運だけ研究生活

渦鞭毛藻、略して「うずべん」を研究しています。研究者の方向けの内容にはならないとおもいます。悪しからず。

非常に厄介

先輩から引き継いだとある生物のDNA解析を進めている。詳しくはこちら→ https://under-the-floor.hatenablog.com/entry/2021/01/28/223832




今回の対象の生物は培養することができず、天然のサンプルから単離してDNAを抽出する必要がある。そのため本来ならサンプリングに行く必要があるのだが、先輩が前に保存していたDNA抽出液が沢山出てきたので、まずはこれを使って遺伝子をPCRで増やせないか試みた。ぶっちゃけサンプリングに行くのは手間である。

やってみて分かったのだが、今回の対象は遺伝子を増やす段階から非常に難しい。
まず、やつは単細胞生物である。理論上、28S rDNA配列は単細胞でも解析が可能だが、それでも微小なDNAを扱うことには変わりなく、安定しない。
また、こいつは動物の消化管に済む寄生性の生物である。従って、こいつの単離の際に宿主の動物の細胞がコンタミしてしまうと、そちらの遺伝子を過って増やしてしまう可能性がある。
さらに、遺伝子配列が全く不明の生物を扱う都合上、PCRに使うプライマーがそもそも合っているかも分からず、DNAが上手く抽出されていたとしてもPCRが成功するとは限らない。

宿主の動物のDNAを増やす度に悲しい気持ちになった(3敗)が、15回ぐらいPCRした所でやっと目的の配列を得ることができた。
見方によってはたった15回で成功したのはラッキーとも言えるだろう。このまま無限にPCRし続けていたら心が折れる所だった。というか現に先輩は28SのPCRで心を折られていたのだ。




28S rDNA配列は3000塩基以上の長さがあるが、1回の解析で読める配列の長さはせいぜい1000弱程度である。よって、異なる領域の配列を何回かに分けて解析し、それを繋ぎ合わせる作業が次に待っている。
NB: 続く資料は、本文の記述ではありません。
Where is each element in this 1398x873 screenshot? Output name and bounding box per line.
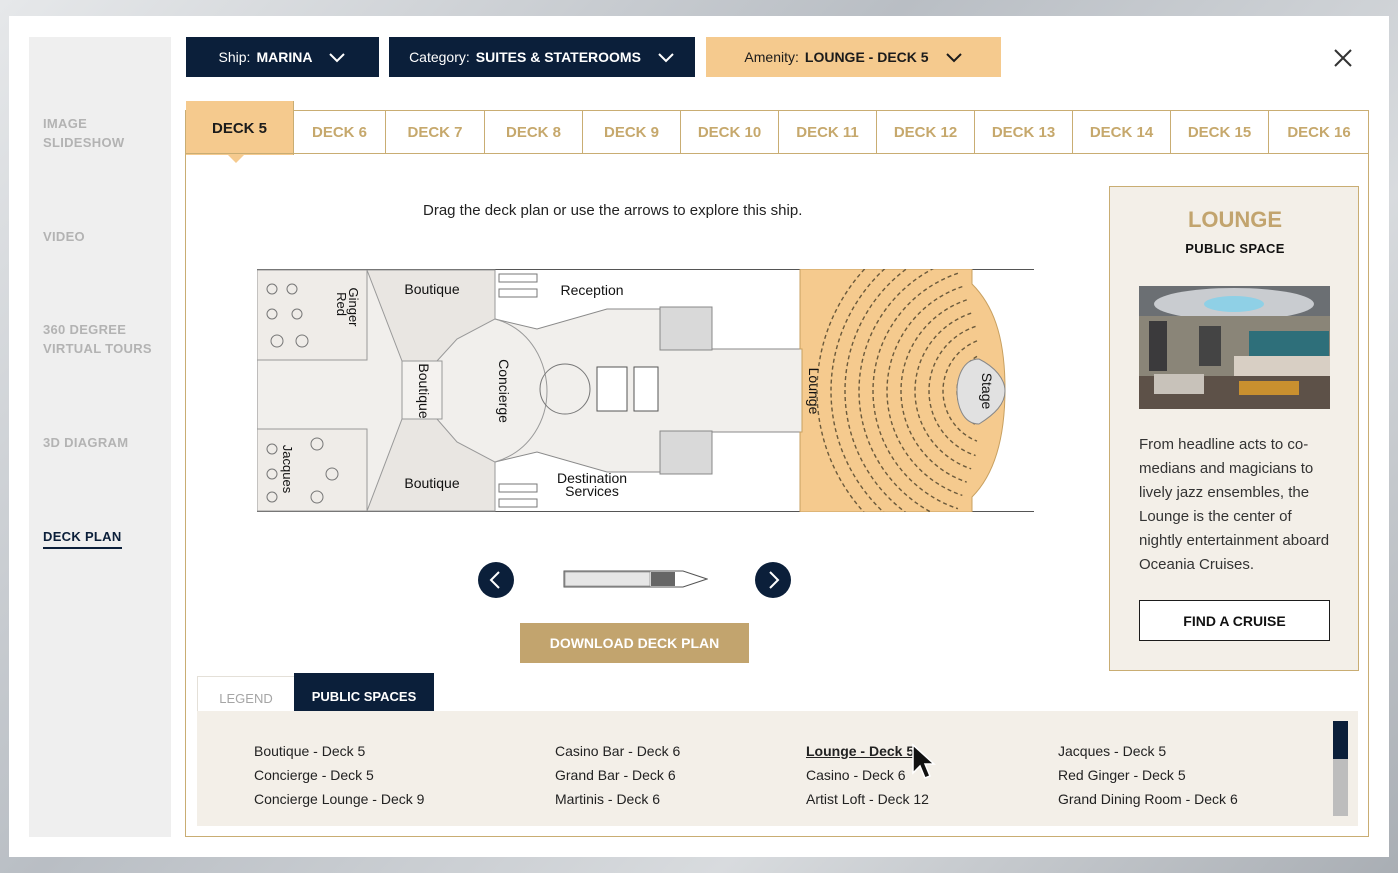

ここで更なる問題が生じた。どうやら、配列のとあるポイントに、ポリメラーゼ反応に異常が出る場所があるらしい。データを見ると、そのポイントで同じ塩基が10個ぐらい連続したあと、それ以降の塩基の信頼性が急に低くなってしまう。
この現象、トラブルシューティングの資料に載っていたので存在は知っていたが、実際になるのは初めてである。また、一般的な解析(サンガーシーケンス法)では対処が難しいらしい。

結果として、このポイント周辺の20塩基程が決定できずにいる。20/3000なら良いじゃんと思われるかもしれないし、実際良いのだが、ダサいのでちゃんと全部読みたいのである。




現状の進捗としてはこんな感じである。とにかくあらゆる面で厄介でぶん殴りたくなるが、進んで無くはないのでまだ希望はある。